- Created by: John Simpson Productions
- Starring: Chris Carter (actor/screenwriter) John Simpson (actor/producer)
- Country of origin: Canada
- No. of episodes: 19

Production
- Running time: 30 minutes, including commercials

Original release
- Network: OutTV
- Release: 2006 – present

= Chris & John to the Rescue! =

Canadian reality television series

Chris & John to the Rescue! is a reality television series originally broadcast on the Canadian network OUTtv in 2006. The series follows best friends and self-proclaimed "culture aficionados" Chris Carter and John Simpson as they come to the rescue of people in need of their unique services. Chris & John to the Rescue! is the follow-up series to the hit show Chris & John's Road Trip!.

Season one of Chris & John to the Rescue! began production in July 2006 after being delayed due to Shavick Entertainment's acquisition as majority shareholder of OUTtv. Filming locations included Toronto, Michigan, New Jersey, Vermont, New York City and Hawaii.

Season two began production in August, 2007 with most of the shooting taking place on location in Provincetown, Massachusetts. The season premiered on OUTtv on 19 November 2007 at 10:00pm, EST. During the commercial breaks in the season's pilot episode, clips and interviews from the premier party (held at Buddies in Bad Times Theatre in Toronto, Ontario) were shown.

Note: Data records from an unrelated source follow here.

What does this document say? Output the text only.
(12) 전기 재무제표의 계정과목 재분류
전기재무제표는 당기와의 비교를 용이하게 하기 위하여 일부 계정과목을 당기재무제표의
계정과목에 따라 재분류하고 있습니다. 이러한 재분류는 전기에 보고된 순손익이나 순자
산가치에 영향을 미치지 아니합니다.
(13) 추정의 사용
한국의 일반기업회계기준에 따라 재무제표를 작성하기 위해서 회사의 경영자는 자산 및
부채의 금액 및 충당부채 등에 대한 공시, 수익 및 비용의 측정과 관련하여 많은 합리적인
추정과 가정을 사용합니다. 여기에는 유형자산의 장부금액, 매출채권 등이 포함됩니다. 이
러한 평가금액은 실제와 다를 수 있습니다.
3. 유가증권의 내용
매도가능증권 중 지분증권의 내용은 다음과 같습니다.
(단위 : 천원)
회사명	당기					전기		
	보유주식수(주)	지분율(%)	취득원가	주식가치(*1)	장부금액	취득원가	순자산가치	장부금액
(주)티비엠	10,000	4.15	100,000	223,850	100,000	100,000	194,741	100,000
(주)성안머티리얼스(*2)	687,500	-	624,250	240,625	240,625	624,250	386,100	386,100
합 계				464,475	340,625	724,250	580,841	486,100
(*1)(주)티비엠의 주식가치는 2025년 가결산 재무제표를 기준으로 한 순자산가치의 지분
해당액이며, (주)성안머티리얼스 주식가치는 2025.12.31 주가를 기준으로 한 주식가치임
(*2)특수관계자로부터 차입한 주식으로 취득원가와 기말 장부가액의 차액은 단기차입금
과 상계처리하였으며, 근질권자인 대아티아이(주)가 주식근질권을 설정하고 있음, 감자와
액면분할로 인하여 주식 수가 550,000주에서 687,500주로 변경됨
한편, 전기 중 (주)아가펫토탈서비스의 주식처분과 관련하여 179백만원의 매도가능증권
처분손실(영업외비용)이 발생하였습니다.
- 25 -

Season three began production in August, 2008. The premise for the season is a "summer camp" concept. Season three premiered on February 15, 2009 on OUTtv in Canada.

== International broadcasters ==
- Netherlands/Belgium/Sweden - OutTV
- United States - here!

== Episodes ==
===Season One===

Episode #101: Gay Me Over!
Chris & John meet Brennan, a university student fresh out of the closet. Brennan's way off track when it comes to all things gay, so Chris & John decide to find him a fag hag and give him a gay-over.

Episode #102: Find Me a Match!
Chris & John meet Jamie, a most eligible teen bachelor. Jamie's way off track when it comes to love, so Chris and John decide to set him on a date with a supernatural twist.

Episode #103: Save My Pride!
Chris & John meet Adam, the coordinator of a small-town pride. Adam's way off track when it comes to all things fundraising, so Chris & John decide to stage a series of cash grabs that go awry.

Episode #104: Write My Article!
Chris & John visit Xtra Magazine, who are in dire need of a replacement reporter to write an article on the bear community. Chris & John are the ones who are way off track when their entry in a bear film festival doesn't exactly go over as planned.

Episode #105: Chris & John Rescue Christmas!
In this special episode, Chris & John are visited by three gurus of Christmas and attempt to bring Christmas spirit to the ultimate Scrooge, in hopes of saving his relationship with his holiday-obsessed boyfriend.

Episode #106: Make Me A Star!
Chris & John meet Brian Doyle, an aspiring Broadway diva. Brian Doyle's way off track when it comes to pretty much everything, so Chris & John decide to give him a crash course in what it takes to become a star.

Episode #107: Show Me More!
Chris & John become camp counselors at Camp Mountain Meadow, a camp for children of gay & lesbian parents. Plus, all of the lost scenes and hilarious behind-the-scenes of the entire season of Chris & John to the Rescue!

=== Season Two ===

Episode #201: Find Me A Fag! Original Air Date: 19 November 2007

Chris and John meet Deidra, the ultimate fag hag, who is desperate for a new fag in her life. The dears set her up on dates with four potential candidates, after which one is crowned Deidra's new fag to her hag.

Episode #202: Watch My Kids! Original Air Date: 26 November 2007

Chris and John meet a gay married couple with children, who haven't had a moment to themselves in years. Thinking this is way off track, Chris & John set the two up on "The Amazing Date", while they baby-sit their two five-year-old boys.

Episode #203: Slim Down My Waistline! Original Air Date: 3 December 2007

Chris and John meet three rescue candidates who are way off track when it comes to fitness and health. After a vigorous training session, they compete against each other in a relay race, with the winner getting to fulfill their wildest dream!

Episode #204: Get Me Engaged! Original Air Date: 10 December 2007

Chris and John meet a Kendall, a lesbian who has dreams of giving her girlfriend the ultimate wedding proposal. In order to make this come true, Chris and John must call upon some old friends for some much needed assistance!

Episode #205: Make Me A Queen! Original Air Date: 17 December 2007

Chris and John meet a gay who has always aspired to be a drag queen. Unfortunately for him, his drag skills are way off track, and so it's Chris & John to the rescue! But will a difference of opinion between Chris and John sacrifice the success of their most challenging rescue mission yet?